Citizens Property Insurance Corporation v. Manning, 32 FLW D2458c (Fla. 1st DCA October 15, 2007)

In this newly decided case, the insured homeowners sought to recover from their homeowner’s insurer for the total loss of their home as a result of Hurricane Ivan which devestated the north-west coast of Florida on September 16, 2004. 

The trial court granted summary judgment in favor of the homeowner, and against Citizens Insurance Company.  The homeowner presented evidence at the summary judgment hearing that the total loss of their home was due, at least in part, by wind – a covered cause of loss.  The trial court held that under Florida Statute Section 627.702 the Valued Policy Law, the insured was owed the total policy limits under their homeowners insurance because the total loss was due “in part” to the wind damage. 

However, the trial court made this ruling before the Florida Supreme Court had ruled on the VPL in Florida Farm Bureau Casualty Insurance Co., v. Cox,  32 FLW S564 (Fla.
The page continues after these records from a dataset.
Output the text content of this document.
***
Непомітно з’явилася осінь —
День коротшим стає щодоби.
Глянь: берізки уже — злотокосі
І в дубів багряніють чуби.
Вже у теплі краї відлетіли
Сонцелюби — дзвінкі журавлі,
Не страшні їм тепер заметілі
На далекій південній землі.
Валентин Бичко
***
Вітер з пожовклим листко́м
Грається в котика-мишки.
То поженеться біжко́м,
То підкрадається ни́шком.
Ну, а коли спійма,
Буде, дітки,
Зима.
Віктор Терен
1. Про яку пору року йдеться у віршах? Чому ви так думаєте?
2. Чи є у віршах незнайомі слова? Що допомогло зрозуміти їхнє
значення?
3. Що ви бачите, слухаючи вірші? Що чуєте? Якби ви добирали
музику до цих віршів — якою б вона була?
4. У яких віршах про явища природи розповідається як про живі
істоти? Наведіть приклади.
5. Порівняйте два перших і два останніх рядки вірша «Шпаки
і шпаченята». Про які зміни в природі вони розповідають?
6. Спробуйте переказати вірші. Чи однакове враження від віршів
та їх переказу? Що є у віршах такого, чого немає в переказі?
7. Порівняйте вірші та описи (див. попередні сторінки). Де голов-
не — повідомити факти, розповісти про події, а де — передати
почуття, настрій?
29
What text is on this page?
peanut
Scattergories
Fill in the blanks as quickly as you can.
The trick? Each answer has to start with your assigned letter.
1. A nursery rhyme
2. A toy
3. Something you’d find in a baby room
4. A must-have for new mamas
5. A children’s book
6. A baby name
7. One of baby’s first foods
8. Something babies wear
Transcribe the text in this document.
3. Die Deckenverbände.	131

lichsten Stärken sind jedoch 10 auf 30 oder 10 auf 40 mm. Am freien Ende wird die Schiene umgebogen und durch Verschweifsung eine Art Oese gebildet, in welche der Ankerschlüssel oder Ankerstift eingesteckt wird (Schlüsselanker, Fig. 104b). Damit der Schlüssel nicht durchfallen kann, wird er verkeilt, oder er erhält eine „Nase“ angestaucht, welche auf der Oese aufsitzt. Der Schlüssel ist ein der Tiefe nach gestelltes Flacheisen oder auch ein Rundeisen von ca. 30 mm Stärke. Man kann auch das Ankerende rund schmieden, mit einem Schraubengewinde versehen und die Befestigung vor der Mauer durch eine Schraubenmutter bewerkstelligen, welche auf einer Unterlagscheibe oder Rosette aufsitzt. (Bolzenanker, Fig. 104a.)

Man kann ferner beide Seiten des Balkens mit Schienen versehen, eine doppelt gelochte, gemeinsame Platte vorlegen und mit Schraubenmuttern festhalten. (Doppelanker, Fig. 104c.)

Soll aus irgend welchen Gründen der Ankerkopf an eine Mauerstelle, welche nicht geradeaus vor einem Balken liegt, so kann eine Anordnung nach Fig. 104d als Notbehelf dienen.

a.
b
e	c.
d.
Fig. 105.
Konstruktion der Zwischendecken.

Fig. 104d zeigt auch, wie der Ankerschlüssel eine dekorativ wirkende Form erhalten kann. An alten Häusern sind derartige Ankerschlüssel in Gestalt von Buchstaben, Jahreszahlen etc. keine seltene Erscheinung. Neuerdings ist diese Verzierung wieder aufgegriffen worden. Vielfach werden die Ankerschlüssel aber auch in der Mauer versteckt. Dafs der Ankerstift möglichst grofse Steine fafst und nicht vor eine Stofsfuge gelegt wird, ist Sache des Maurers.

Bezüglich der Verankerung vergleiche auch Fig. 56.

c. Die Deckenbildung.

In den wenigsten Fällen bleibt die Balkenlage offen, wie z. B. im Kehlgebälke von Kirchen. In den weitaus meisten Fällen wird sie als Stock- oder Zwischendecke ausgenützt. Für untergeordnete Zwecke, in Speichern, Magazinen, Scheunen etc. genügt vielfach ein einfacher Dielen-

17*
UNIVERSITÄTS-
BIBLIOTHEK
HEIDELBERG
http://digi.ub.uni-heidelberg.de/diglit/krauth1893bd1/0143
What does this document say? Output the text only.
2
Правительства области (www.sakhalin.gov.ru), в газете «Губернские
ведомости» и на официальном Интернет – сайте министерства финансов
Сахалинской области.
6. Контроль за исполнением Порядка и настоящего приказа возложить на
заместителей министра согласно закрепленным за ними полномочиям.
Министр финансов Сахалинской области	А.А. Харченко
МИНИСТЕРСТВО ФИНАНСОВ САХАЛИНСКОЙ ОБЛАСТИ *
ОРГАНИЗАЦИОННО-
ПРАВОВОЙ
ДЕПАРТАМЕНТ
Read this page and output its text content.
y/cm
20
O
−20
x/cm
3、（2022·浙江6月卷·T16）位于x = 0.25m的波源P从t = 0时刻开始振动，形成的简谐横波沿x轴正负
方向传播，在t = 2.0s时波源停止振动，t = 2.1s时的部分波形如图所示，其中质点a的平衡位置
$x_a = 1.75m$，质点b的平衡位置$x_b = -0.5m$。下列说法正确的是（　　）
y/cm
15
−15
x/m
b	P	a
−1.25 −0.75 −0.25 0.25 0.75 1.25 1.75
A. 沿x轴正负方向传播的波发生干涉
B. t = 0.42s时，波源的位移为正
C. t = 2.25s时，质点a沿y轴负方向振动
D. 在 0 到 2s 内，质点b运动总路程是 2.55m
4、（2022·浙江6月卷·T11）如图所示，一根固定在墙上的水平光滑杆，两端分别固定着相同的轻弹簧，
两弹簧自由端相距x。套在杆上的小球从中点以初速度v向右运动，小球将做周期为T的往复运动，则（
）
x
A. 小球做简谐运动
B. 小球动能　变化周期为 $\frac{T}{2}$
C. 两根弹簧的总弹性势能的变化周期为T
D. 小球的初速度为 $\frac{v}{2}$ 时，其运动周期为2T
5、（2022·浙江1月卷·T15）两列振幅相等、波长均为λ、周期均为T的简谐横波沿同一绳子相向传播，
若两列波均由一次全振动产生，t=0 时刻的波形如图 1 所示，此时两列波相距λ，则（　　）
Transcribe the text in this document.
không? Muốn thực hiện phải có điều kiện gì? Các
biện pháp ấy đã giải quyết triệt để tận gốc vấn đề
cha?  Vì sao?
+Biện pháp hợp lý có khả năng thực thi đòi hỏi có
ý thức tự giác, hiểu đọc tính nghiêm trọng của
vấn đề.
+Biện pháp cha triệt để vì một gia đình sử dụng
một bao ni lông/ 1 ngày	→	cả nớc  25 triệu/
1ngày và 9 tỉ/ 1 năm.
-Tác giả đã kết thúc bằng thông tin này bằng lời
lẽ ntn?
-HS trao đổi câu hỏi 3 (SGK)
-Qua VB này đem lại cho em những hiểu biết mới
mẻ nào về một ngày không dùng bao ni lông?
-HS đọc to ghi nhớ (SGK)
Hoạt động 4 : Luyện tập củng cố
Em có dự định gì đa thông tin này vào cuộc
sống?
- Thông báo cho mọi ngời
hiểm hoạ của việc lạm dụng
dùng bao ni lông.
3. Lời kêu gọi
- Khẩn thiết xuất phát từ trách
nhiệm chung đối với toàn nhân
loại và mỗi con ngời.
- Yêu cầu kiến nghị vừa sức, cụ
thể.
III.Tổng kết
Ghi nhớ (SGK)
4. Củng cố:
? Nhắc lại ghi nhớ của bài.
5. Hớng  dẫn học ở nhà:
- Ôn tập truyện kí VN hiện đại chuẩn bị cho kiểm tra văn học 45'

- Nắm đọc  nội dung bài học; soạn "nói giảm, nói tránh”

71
Sept. 20 2007).  In Cox, the Supreme Court ruled that the VPL “does not establish any requirement for an insurer to pay for excluded or noncovered perils” identified by a windstorm policy as such.  Thus, the policy controls, not the VPL.  In this case, the Citizens’ policy excludes coverage for loss caused directly or indireectly by “water damage,” which includes “flood, surface water, waves, tidal water, storm surge, wave wash, or total wave overflow of a body of water, or spray from any of these, whether or not driven by wind,” and, except in certain circumstances, even wind-driven rain.  The policy also contains an anti-concurrent cause clause, providing that losses to which excluded perils contribute are “excluded regardless of any other cause or event contributing concurrently or in any sequence.”  The First DCA then noted that the record before it did not identify which damage to the house was done by wind alone, or the amount of any such damage. 

Thus, the parties were sent back down to the trial court level to determine which portion of the loss was due to wind – a covered cause of loss, and which portion was due to items that were not covered.  Obviously, the insured will argue that the burden of proof is on the insurance company to prove what portion is of the loss is excluded.  Given the “anti-concurring cause clause,” the insurance company will probably argue that they do not owe any of the loss as long as the loss is caused in part by a covered cause of loss, and in part by an excluded cause of loss.  I expect to see this case back up on appeal regardless of what happens.